The best part about being a writer is imagining how certain exchanges in life could be change if I were a different person.
Don’t get me wrong, most days I like who I am. I don’t believe in regrets. Every moment of every day shapes us into the people we are God ordained to be.
But sometimes I wonder….
What if I’d said this?
What if I’d done that?
What if I were more assertive, flirty, aggressive, competitive?
How would life be different?
Because it would be different.
One of my favorite contemporary authors, Robin Jones Gunn, wrote this in her best-selling Christy Miller series for teens:
“You can drive yourself crazy living in the ‘Land of If Only.’ […] I heard this lady talk once about how you could spend your whole life in the ‘Land of If Only’ by always looking back and saying, ‘If only I’d done this’ or ‘If only I hadn’t done that.’ It can really mess you up if you’re always wishing things were different than they are. She said that when things happen that you don’t understand, you have to believe God is still in control and nothing happens by mistake.”

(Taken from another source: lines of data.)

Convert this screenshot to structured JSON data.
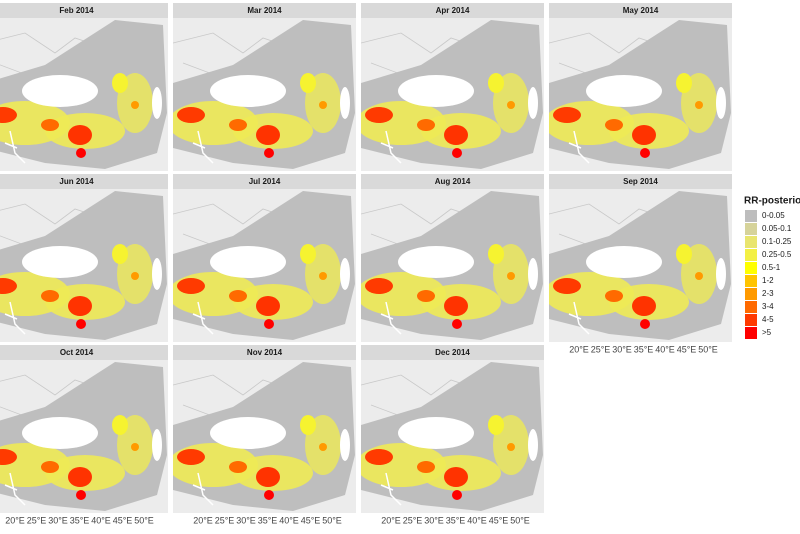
{
  "panels": [
    {
      "title": "Feb 2014"
    },
    {
      "title": "Mar 2014"
    },
    {
      "title": "Apr 2014"
    },
    {
      "title": "May 2014"
    },
    {
      "title": "Jun 2014"
    },
    {
      "title": "Jul 2014"
    },
    {
      "title": "Aug 2014"
    },
    {
      "title": "Sep 2014"
    },
    {
      "title": "Oct 2014"
    },
    {
      "title": "Nov 2014"
    },
    {
      "title": "Dec 2014"
    }
  ],
  "x_axis_labels": [
    "20°E",
    "25°E",
    "30°E",
    "35°E",
    "40°E",
    "45°E",
    "50°E"
  ],
  "legend": {
    "title": "RR-posterior",
    "items": [
      {
        "label": "0-0.05",
        "color": "#bdbdbd"
      },
      {
        "label": "0.05-0.1",
        "color": "#d6d39a"
      },
      {
        "label": "0.1-0.25",
        "color": "#e9e56e"
      },
      {
        "label": "0.25-0.5",
        "color": "#f3f044"
      },
      {
        "label": "0.5-1",
        "color": "#ffff00"
      },
      {
        "label": "1-2",
        "color": "#ffc400"
      },
      {
        "label": "2-3",
        "color": "#ff9a00"
      },
      {
        "label": "3-4",
        "color": "#ff6a00"
      },
      {
        "label": "4-5",
        "color": "#ff3a00"
      },
      {
        "label": ">5",
        "color": "#ff0000"
      }
    ]
  }
}
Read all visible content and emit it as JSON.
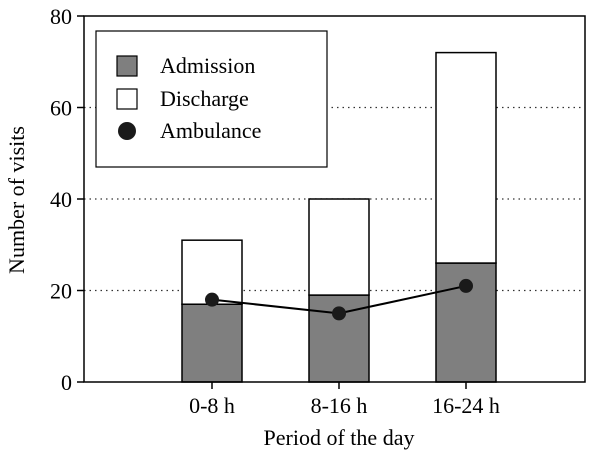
{
  "chart_data": {
    "type": "bar",
    "stacked": true,
    "title": "",
    "xlabel": "Period of the day",
    "ylabel": "Number of visits",
    "ylim": [
      0,
      80
    ],
    "yticks": [
      0,
      20,
      40,
      60,
      80
    ],
    "categories": [
      "0-8 h",
      "8-16 h",
      "16-24 h"
    ],
    "series": [
      {
        "name": "Admission",
        "kind": "bar",
        "color": "#7f7f7f",
        "values": [
          17,
          19,
          26
        ]
      },
      {
        "name": "Discharge",
        "kind": "bar",
        "color": "#ffffff",
        "values": [
          14,
          21,
          46
        ]
      },
      {
        "name": "Ambulance",
        "kind": "line-marker",
        "color": "#1a1a1a",
        "values": [
          18,
          15,
          21
        ]
      }
    ],
    "grid": {
      "horizontal": true,
      "style": "dotted"
    },
    "legend": {
      "placement": "top-left"
    }
  }
}
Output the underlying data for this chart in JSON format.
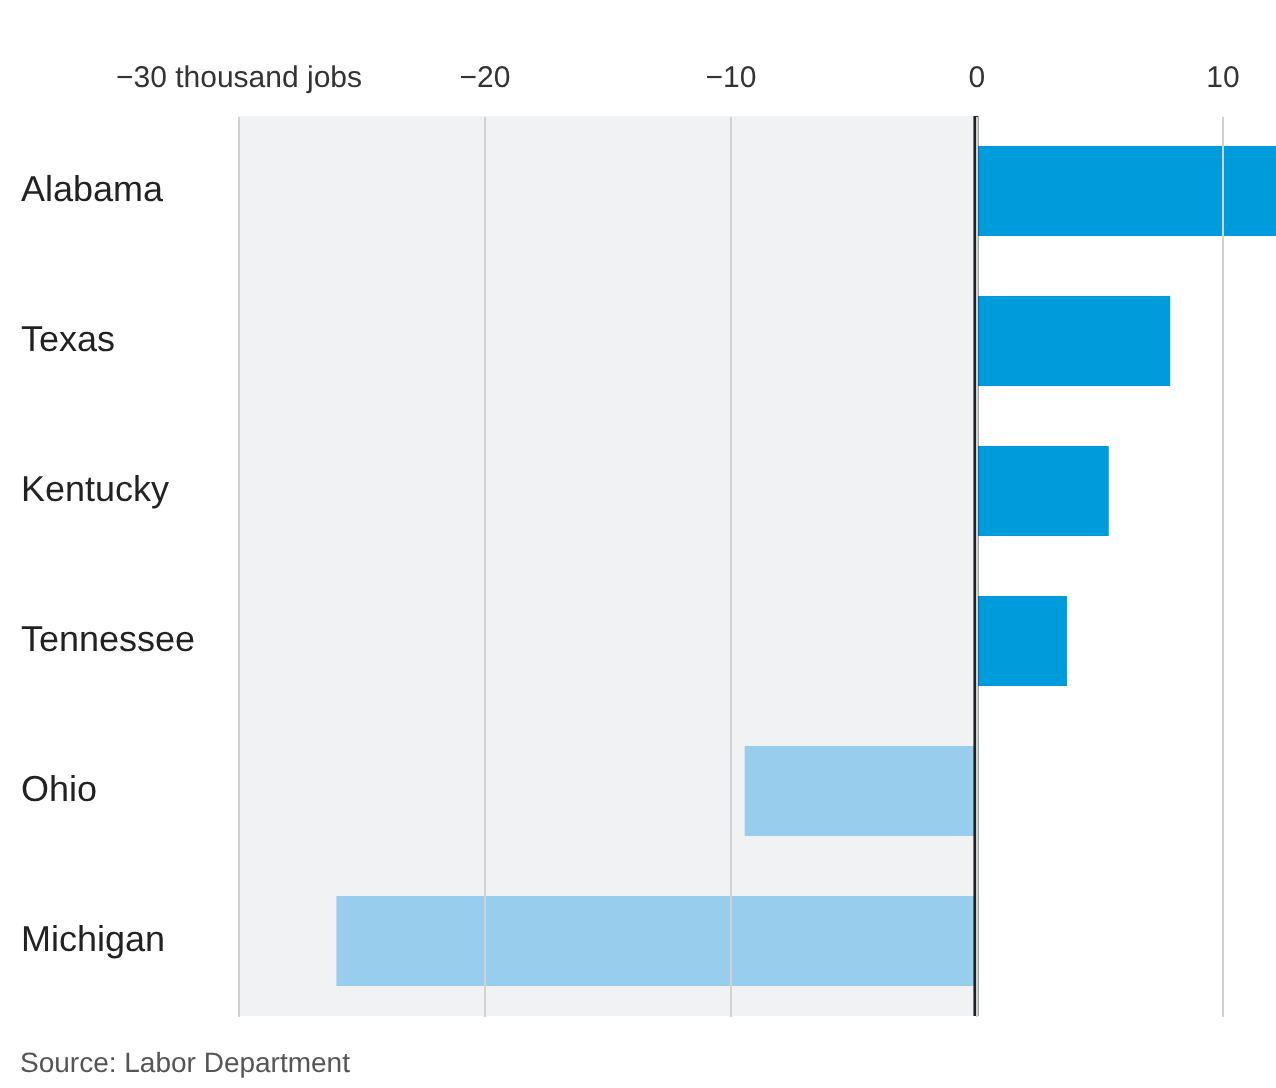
{
  "chart_data": {
    "type": "bar",
    "orientation": "horizontal",
    "categories": [
      "Alabama",
      "Texas",
      "Kentucky",
      "Tennessee",
      "Ohio",
      "Michigan"
    ],
    "values": [
      12.2,
      7.9,
      5.4,
      3.7,
      -9.4,
      -26.0
    ],
    "colors": [
      "#009bdb",
      "#009bdb",
      "#009bdb",
      "#009bdb",
      "#99cdee",
      "#99cdee"
    ],
    "xlim": [
      -30,
      12.2
    ],
    "xticks": [
      {
        "value": -30,
        "label": "−30 thousand jobs"
      },
      {
        "value": -20,
        "label": "−20"
      },
      {
        "value": -10,
        "label": "−10"
      },
      0,
      10
    ],
    "grid": "x",
    "bands": [
      {
        "axis": "x",
        "from": -30,
        "to": 0,
        "color": "#f1f2f4"
      }
    ],
    "ref_lines": [
      {
        "axis": "x",
        "value": 0,
        "color": "#1d2228"
      }
    ],
    "annotations": [
      "Source: Labor Department"
    ]
  }
}
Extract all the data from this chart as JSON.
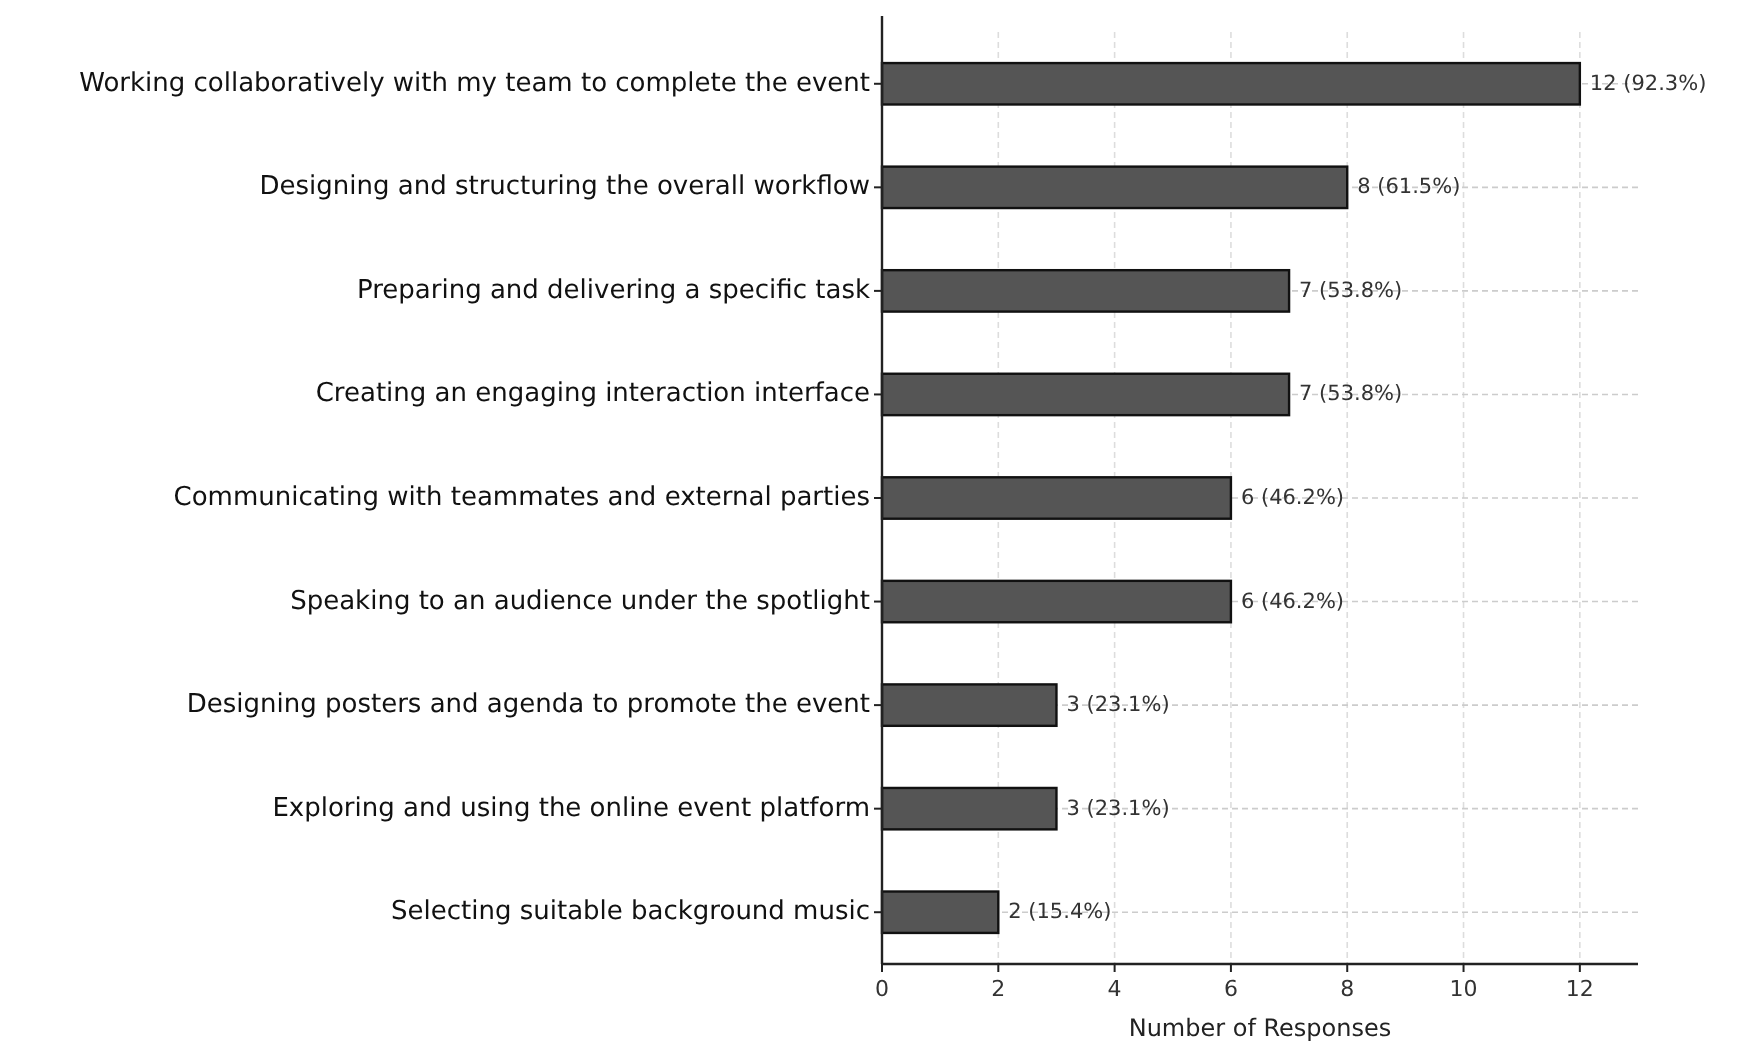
{
  "chart_data": {
    "type": "bar",
    "orientation": "horizontal",
    "xlabel": "Number of Responses",
    "categories": [
      "Working collaboratively with my team to complete the event",
      "Designing and structuring the overall workflow",
      "Preparing and delivering a specific task",
      "Creating an engaging interaction interface",
      "Communicating with teammates and external parties",
      "Speaking to an audience under the spotlight",
      "Designing posters and agenda to promote the event",
      "Exploring and using the online event platform",
      "Selecting suitable background music"
    ],
    "values": [
      12,
      8,
      7,
      7,
      6,
      6,
      3,
      3,
      2
    ],
    "value_labels": [
      "12 (92.3%)",
      "8 (61.5%)",
      "7 (53.8%)",
      "7 (53.8%)",
      "6 (46.2%)",
      "6 (46.2%)",
      "3 (23.1%)",
      "3 (23.1%)",
      "2 (15.4%)"
    ],
    "color": "#555555",
    "xlim": [
      0,
      13
    ],
    "xticks": [
      0,
      2,
      4,
      6,
      8,
      10,
      12
    ],
    "grid": true
  }
}
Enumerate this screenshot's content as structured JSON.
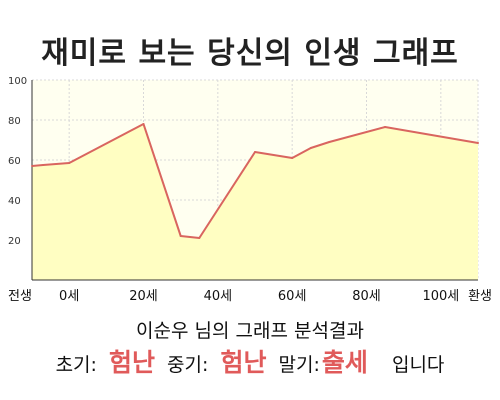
{
  "title": "재미로 보는 당신의 인생 그래프",
  "chart_data": {
    "type": "area",
    "title": "재미로 보는 당신의 인생 그래프",
    "xlabel": "",
    "ylabel": "",
    "categories": [
      "전생",
      "0세",
      "20세",
      "40세",
      "60세",
      "80세",
      "100세",
      "환생"
    ],
    "x": [
      -10,
      0,
      20,
      40,
      60,
      80,
      100,
      110
    ],
    "x_range": [
      -10,
      110
    ],
    "ylim": [
      0,
      100
    ],
    "y_ticks": [
      20,
      40,
      60,
      80,
      100
    ],
    "grid": true,
    "series": [
      {
        "values": [
          {
            "x": -10,
            "y": 57
          },
          {
            "x": -7,
            "y": 57.5
          },
          {
            "x": 0,
            "y": 58.5
          },
          {
            "x": 20,
            "y": 78
          },
          {
            "x": 30,
            "y": 22
          },
          {
            "x": 35,
            "y": 21
          },
          {
            "x": 50,
            "y": 64
          },
          {
            "x": 60,
            "y": 61
          },
          {
            "x": 65,
            "y": 66
          },
          {
            "x": 70,
            "y": 69
          },
          {
            "x": 85,
            "y": 76.5
          },
          {
            "x": 110,
            "y": 68.5
          }
        ]
      }
    ],
    "colors": {
      "line": "#d9655f",
      "fill": "#fffec2",
      "background": "#fffff0",
      "grid": "#d8d8d8"
    }
  },
  "result": {
    "heading": "이순우 님의 그래프 분석결과",
    "early_label": "초기:",
    "early_value": "험난",
    "middle_label": "중기:",
    "middle_value": "험난",
    "late_label": "말기:",
    "late_value": "출세",
    "suffix": "입니다",
    "value_color": "#e05a5a"
  }
}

As a teenager, I took this advice to heart, but as I’ve gotten older I’ve realized something important about this message. There is a difference between the land of “If Only” and the land of “What If…” The basic premise of trusting God to be in control is sound theology. Whoever I am and whatever I do or don’t do is valuable and as it says in Romans 8:28, “And we know that in all things God works for the good of those who love him, who have been called according to his purpose.” Spending too much time in the land of ‘If Only’ questions the validity of God’s control over my life. This is the last thing I want to do.
But ‘what if’ is beautiful because it gives me a chance to explore different possibilities and build different scenarios to use a God given gift.
An Actual Exchange:
Person: “How are you doing?”
Me: “I’m doing okay. Or, I will be okay.”
Person: “I owe you big time.”
Me: Laughing a little, “No, no. It’s fine. Everything’s good.”
Male Character: “How are you doing?”
Female Protagonist: “I’m okay I think.”
Male Character: “I owe you big time.”
Female Protagonist: “Well, maybe I’ll let you buy me dinner sometime and we’ll call it even.”
The tone of the exchange is completely altered with absolutely no description—the dialogue can change everything and the responses/directions are endless.
The problem: there is a delicate line between ‘what if’ and ‘if only’ and once I cross it, I fall into the sin of ingratitude, which brings me back around to my Lent 2014 challenge of ditching the negative energy and focusing on blessings. The more I do this now, the more habitual it becomes, the thicker the line becomes, and ‘what if’ blossoms into what next.